For those whose need for life insurance has decreased, making a gift of an unneeded policy can be a convenient and effective way of meeting your charitable goals. When you transfer ownership of a cash value policy to the Foundation you become eligible for a charitable tax deduction based on its current value.

Make your Community your Beneficiary

There are two good and easy ways you can use life insurance to fund your giving.  If you have a paid-up (or cash value) life insurance policy that you no longer need for its intended purpose (e.g., your children are grown, your spouse is pre-deceased, or tax laws have changed), you can give the policy to a fund at the Foundation.  The policy will be cashed in, and you can use the proceeds to make grants to charities you recommend immediately.  Or, you can make life insurance part of your estate planning by naming the Foundation as a partial and/or contingent beneficiary of an insurance policy’s death benefit. If one or more of their primary beneficiaries predecease you, their share can go directly into a fund you establish.


  • When you make an immediate gift of an insurance policy, you may claim an income tax deduction based on the policy’s current value. The Foundation can cash in the policy and have proceeds go directly into the fund you establish.

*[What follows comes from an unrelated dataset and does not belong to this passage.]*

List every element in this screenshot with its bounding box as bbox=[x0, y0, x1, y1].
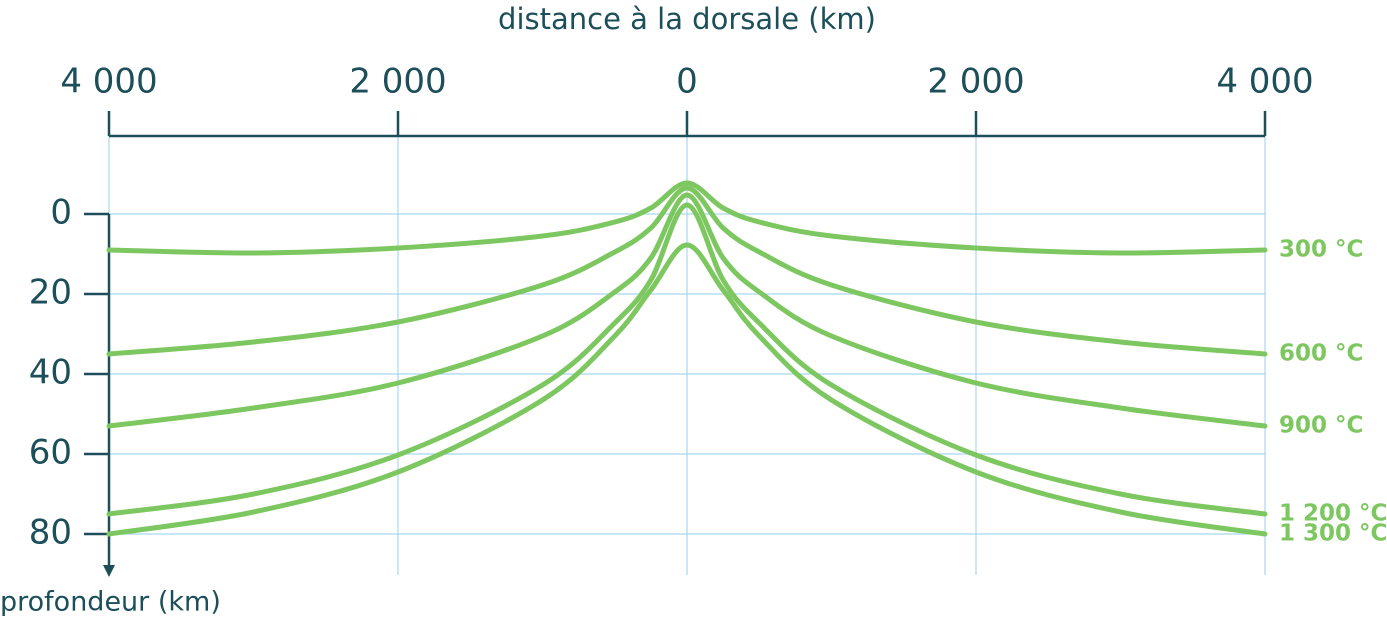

Or, you can convert the assets of the policy into a charitable remainder trust.
  • You reduce estate taxes since the value of the policy is removed from your estate.
  • Naming the Foundation as the beneficiary or contingent beneficiary of your life insurance enables you to protect your loved ones while providing for the causes you care about if the policy’s beneficiaries predecease you.
  • You remove an unneeded asset from your estate—without affecting your income.

Or, you may choose to include the Foundation in your Estate Planning through the following means:

Charitable remainder trusts allow you to receive income (or provide income for another person) with the knowledge that the funds remaining when the trust terminates will be used to support your charitable interests.

Charitable Lead Trusts enable you to make significant charitable gifts in the near term while transferring substantial assets to beneficiaries, who may benefit from significantly lowered gift and estate taxes.

Retained Life Estates ensure that you or another person have lifetime security in a home they have given to the Foundation as a charitable contribution.


Select a name for your fund

You can use your name, your family name, the name of a family member or a favorite cause, or choose a name that allows you to remain anonymous. Examples:

  • John and Jane Doe Family Fund
  • John Doe Memorial Fund
  • Doe Family Fund
  • Jane Doe for Higher Education Fund
  • Jane Doe Fund for Nursing Education
  • Friends of Higher Education Fund
  • Doe Family Education Initiative
  • Jane Doe Endowment Fund
  • Doe Administrative Fund
  • Doe Family Charitable Fund
  • Operation High Hopes Fund
  • Round Rock Charitable Endowment Fund
  • Doe Corporation Fund


Determine fund advisors

Depending on the type of fund you establish, you may designate current fund advisors such as yourself and spouse, and successor advisors such as your children.


Complete a simple governing document

 If you have the answers to the four questions below, you’re ready to go! The staff will help you to complete a simple document that incorporates all the specifics you have determined based on the options above.

  • What type of fund best suits your needs?
  • What type of asset will you be donating?
  • What will you name your fund?
  • If you are setting up a donor-advised fund, who will be the designated advisors?


Enjoy giving through your fund

 Once your fund is established you can:

  • Add to the fund at any time in any dollar amount.
  • Specify how grant disbursements are to be acknowledged – whether in the name of the fund or anonymously.
  • If you’ve established a donor advised fund you may recommend distributions to charities, locally or throughout the United States.

All information regarding tax advantages, etc. is deemed reliable but is not guaranteed as it may not pertain to your specific situation. A review by your accountant, lawyer or other professional will determine the overall effect of any financial decision you may be considering.